After announcement of Belgrade's withdrawal, the International University Sports Federation (FISU) entered a crisis state. Their then president Primo Nebiolo, decided to relocate the Universiade to his native Italy, which he recognized as a reliable host, mirroring the previous emergency measures taken when Lisbon, Portugal, withdrew from hosting the 1969 Universiade. Unlike the traditional selection process, Rome was directly designated as the emergency host city in December 1974 to avert the event's institutional collapse. Due to the extremely constrained preparation window, the eighth edition of the Universiade had to be significantly downsized. Compelled by the short deadline, the organization was scaled back to a single sport, with only athletics competitions taking place. Consequently, the 1975 Rome event was widely referred to as the World University Athletics Championships, held over a brief four-day period at the Stadio Olimpico.

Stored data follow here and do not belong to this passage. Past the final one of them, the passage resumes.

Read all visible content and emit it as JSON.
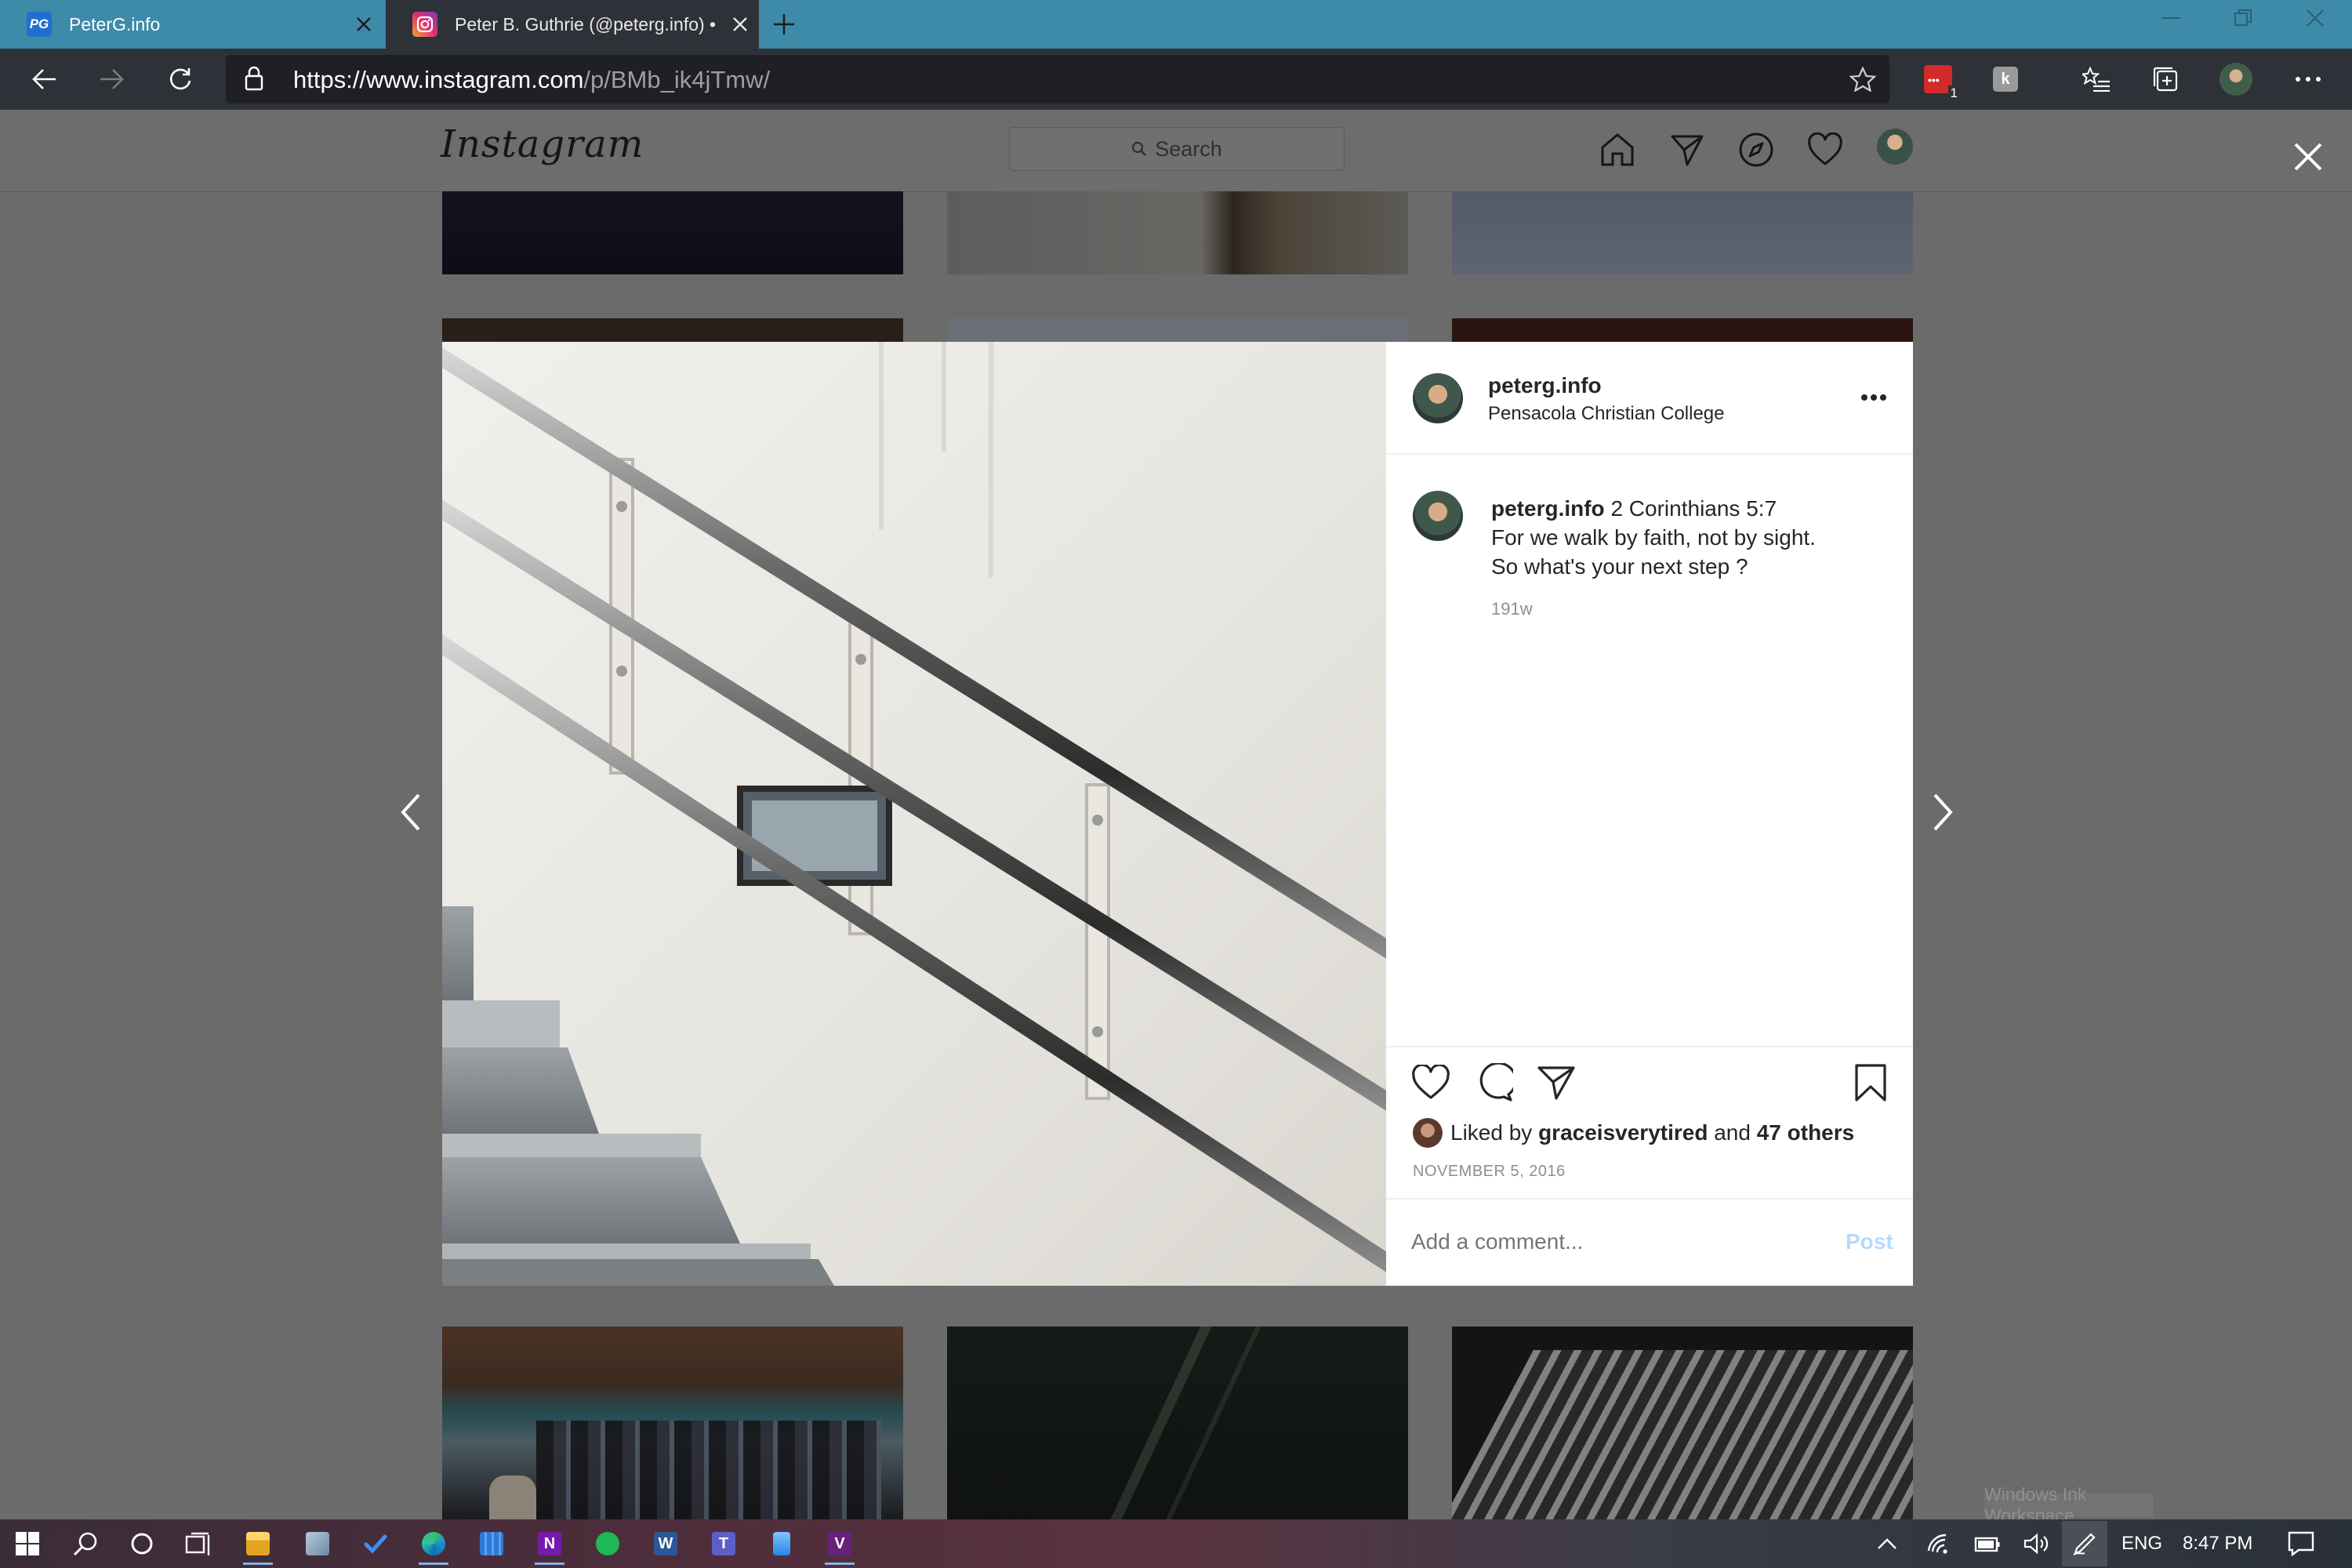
{
  "browser": {
    "tabs": [
      {
        "title": "PeterG.info",
        "active": false
      },
      {
        "title": "Peter B. Guthrie (@peterg.info) •",
        "active": true
      }
    ],
    "url": {
      "host": "https://www.instagram.com",
      "path": "/p/BMb_ik4jTmw/"
    },
    "extension_badge": "1"
  },
  "instagram": {
    "logo": "Instagram",
    "search_placeholder": "Search",
    "nav_icons": [
      "home-icon",
      "direct-icon",
      "explore-icon",
      "activity-heart-icon",
      "profile-avatar"
    ]
  },
  "post": {
    "username": "peterg.info",
    "location": "Pensacola Christian College",
    "caption": {
      "username": "peterg.info",
      "line1": "2 Corinthians 5:7",
      "line2": "For we walk by faith, not by sight.",
      "line3": "So what's your next step ?",
      "age": "191w"
    },
    "likes": {
      "prefix": "Liked by",
      "user": "graceisverytired",
      "joiner": "and",
      "others": "47 others"
    },
    "date": "NOVEMBER 5, 2016",
    "comment_placeholder": "Add a comment...",
    "post_button": "Post"
  },
  "taskbar": {
    "language": "ENG",
    "time": "8:47 PM",
    "ink_workspace_tooltip": "Windows Ink Workspace"
  },
  "colors": {
    "tab_strip": "#3d8aa9",
    "toolbar": "#2f3138",
    "overlay": "#6b6b6b",
    "post_button": "#b3dbff",
    "text": "#262626",
    "muted": "#8e8e8e"
  }
}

Amidst this organizational crisis, the host selection process for the subsequent edition was officially reopened. Nebiolo utilized the gathering in Rome to negotiate and secure a future host capable of restoring the Games to their full multisport format. Concurrently, during the 1975 event, FISU officially awarded the hosting rights for the 1977 Summer Universiade to Sofia, Bulgaria, marking the beginning of the city's preparations to bring back a full-scale event.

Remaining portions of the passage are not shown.